I was trying to wrap my head around how yjs avoids race conditions when persisting to disk, for example using leveldb, mongo, indexeddb, or localstorage. Do y-{adapter} implementations have to use a db transaction or lock the underlying data in some way? Or does the yjs networking layer somehow automagically combine data coming from multiple sources at the client, such that there is only one input?

More broadly, how would yjs work in a distributed system that also has persistence? Say user A is connected to container A, and user B is connected to container B, and both users are editing the same document. Would yjs p2p functionality ensure that updates to this backend only ever come from one user?

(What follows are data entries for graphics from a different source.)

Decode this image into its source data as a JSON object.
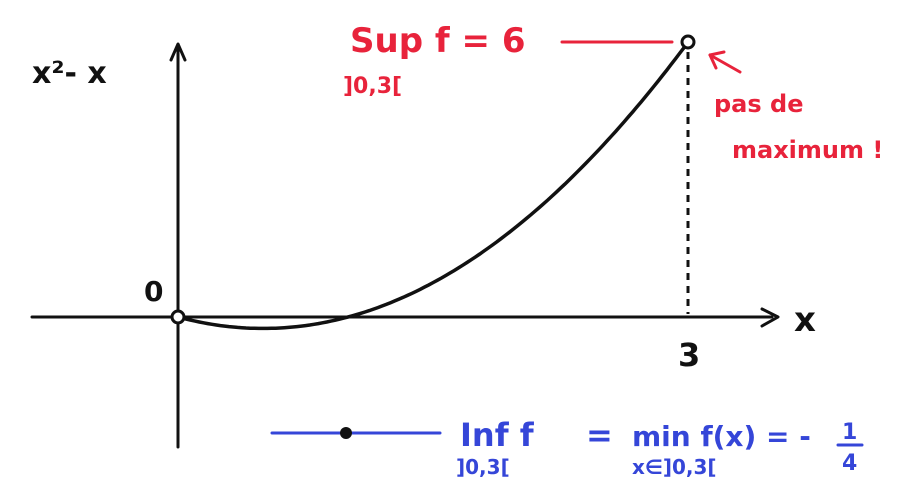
{
  "figure": {
    "y_axis_label": "x²- x",
    "x_axis_label": "x",
    "origin_label": "0",
    "x_tick_label": "3",
    "sup": {
      "main": "Sup f = 6",
      "sub": "]0,3["
    },
    "note": {
      "line1": "pas de",
      "line2": "maximum !"
    },
    "inf": {
      "left": "Inf f",
      "left_sub": "]0,3[",
      "equals": "=",
      "right": "min f(x) = -",
      "right_sub": "x∈]0,3[",
      "frac_num": "1",
      "frac_den": "4"
    },
    "colors": {
      "curve": "#111111",
      "sup": "#e8233b",
      "inf": "#3546d8"
    }
  }
}
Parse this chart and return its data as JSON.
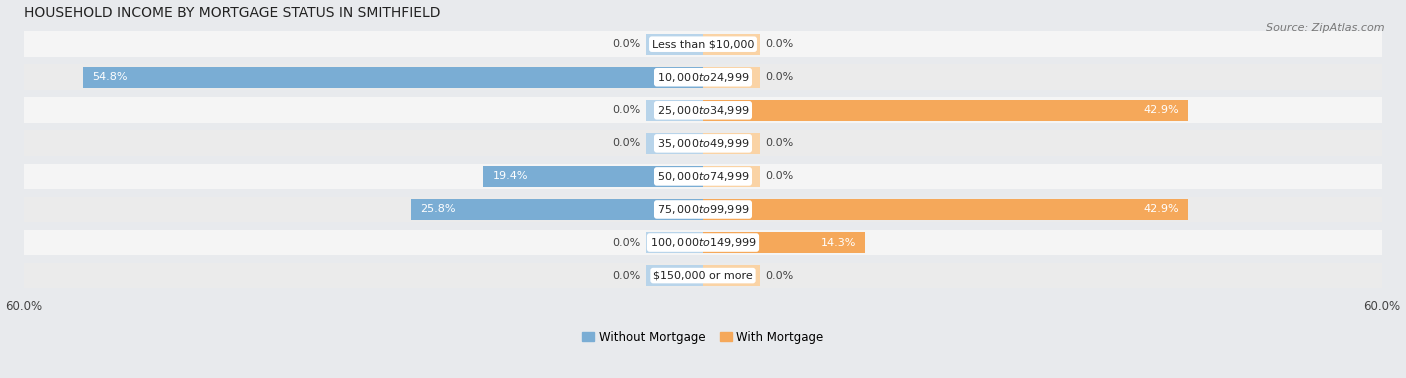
{
  "title": "HOUSEHOLD INCOME BY MORTGAGE STATUS IN SMITHFIELD",
  "source": "Source: ZipAtlas.com",
  "categories": [
    "Less than $10,000",
    "$10,000 to $24,999",
    "$25,000 to $34,999",
    "$35,000 to $49,999",
    "$50,000 to $74,999",
    "$75,000 to $99,999",
    "$100,000 to $149,999",
    "$150,000 or more"
  ],
  "without_mortgage": [
    0.0,
    54.8,
    0.0,
    0.0,
    19.4,
    25.8,
    0.0,
    0.0
  ],
  "with_mortgage": [
    0.0,
    0.0,
    42.9,
    0.0,
    0.0,
    42.9,
    14.3,
    0.0
  ],
  "color_without": "#7aadd4",
  "color_with": "#f5a85a",
  "color_without_stub": "#b8d4ea",
  "color_with_stub": "#fad3a5",
  "axis_max": 60.0,
  "stub_val": 5.0,
  "background_color": "#e8eaed",
  "row_bg_color": "#f5f5f5",
  "row_alt_color": "#ebebeb",
  "legend_without": "Without Mortgage",
  "legend_with": "With Mortgage",
  "title_fontsize": 10,
  "label_fontsize": 8,
  "value_fontsize": 8,
  "tick_fontsize": 8.5,
  "source_fontsize": 8
}
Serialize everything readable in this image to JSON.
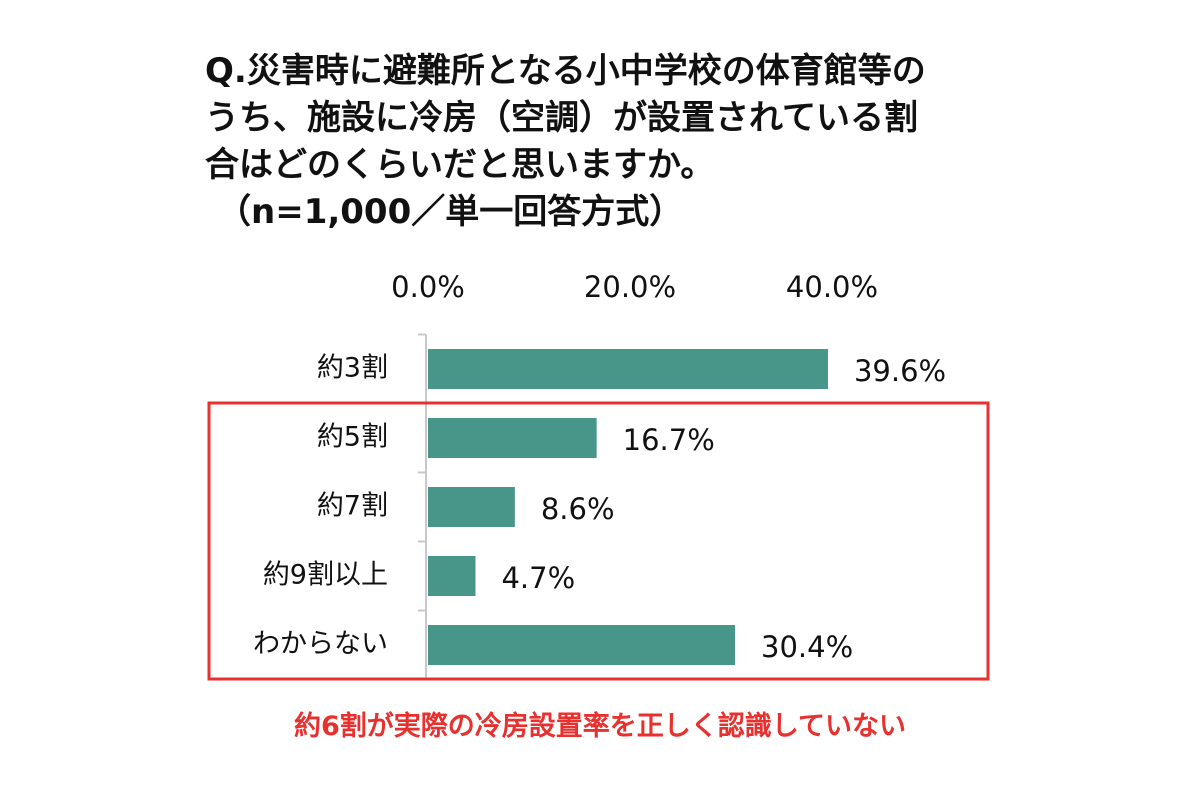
{
  "title": {
    "lines": [
      "Q.災害時に避難所となる小中学校の体育館等の",
      "うち、施設に冷房（空調）が設置されている割",
      "合はどのくらいだと思いますか。"
    ],
    "note": "（n=1,000／単一回答方式）"
  },
  "chart_data": {
    "type": "bar",
    "orientation": "horizontal",
    "categories": [
      "約3割",
      "約5割",
      "約7割",
      "約9割以上",
      "わからない"
    ],
    "values": [
      39.6,
      16.7,
      8.6,
      4.7,
      30.4
    ],
    "data_labels": [
      "39.6%",
      "16.7%",
      "8.6%",
      "4.7%",
      "30.4%"
    ],
    "x_ticks": [
      0.0,
      20.0,
      40.0
    ],
    "x_tick_labels": [
      "0.0%",
      "20.0%",
      "40.0%"
    ],
    "xlim": [
      0,
      40
    ],
    "axis_position": "top",
    "grid": false,
    "bar_color": "#48958a",
    "highlight": {
      "categories": [
        "約5割",
        "約7割",
        "約9割以上",
        "わからない"
      ],
      "color": "#e8312f"
    }
  },
  "callout": {
    "text": "約6割が実際の冷房設置率を正しく認識していない",
    "color": "#e8312f"
  }
}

Appreciate any thoughts in advance! Also would love to be linked to further reading, papers or lectures or anything like that are all helpful here

raine · July 12, 2023, 8:52pm

Race conditions are not an issue with CRDTs because updates are commutative. That is, they can be applied in any order, and the end result is the same. Updates from multiple concurrent sources are integrated (i.e. merged) in-memory on each client. The result is said to be “arbitrary but deterministic” and will “eventually converge”. To understand the specific details of how this works, you’d have to look at the specific implementation of the CRDT.

A YJS Doc is represented as a list of updates. Persisting to a storage medium is just a matter of saving those updates to disk. If a new update from another client arrives, it just gets appended to the list on disk. Because of commutativity, it doesn’t matter in what order the updates arrive. But yes, when it comes to actually flushing the change to disk, it is done with a lock to ensure the change is atomic.

It’s also worth noting that applying YJS updates is idempotent, i.e. applying the same update more than once has no effect. This makes it safer to batch apply lots of updates from different clients and not have to worry about redundant updates.

german-jablo · January 4, 2025, 8:27pm

I think this is a good question and one that hasn’t been fully answered.

Yes, the operations are commutative. But as far as I know, the yjs backends don’t perform any checks to see if another user has made an update since the conflict resolution process started when writing to the database.

YDoc is usually stored as a single row in the database, so it seems perfectly possible that a transaction could be lost if two users update the document at the same time.

Not very likely, but not impossible. Especially if there are multiple people working on the same document at the same time.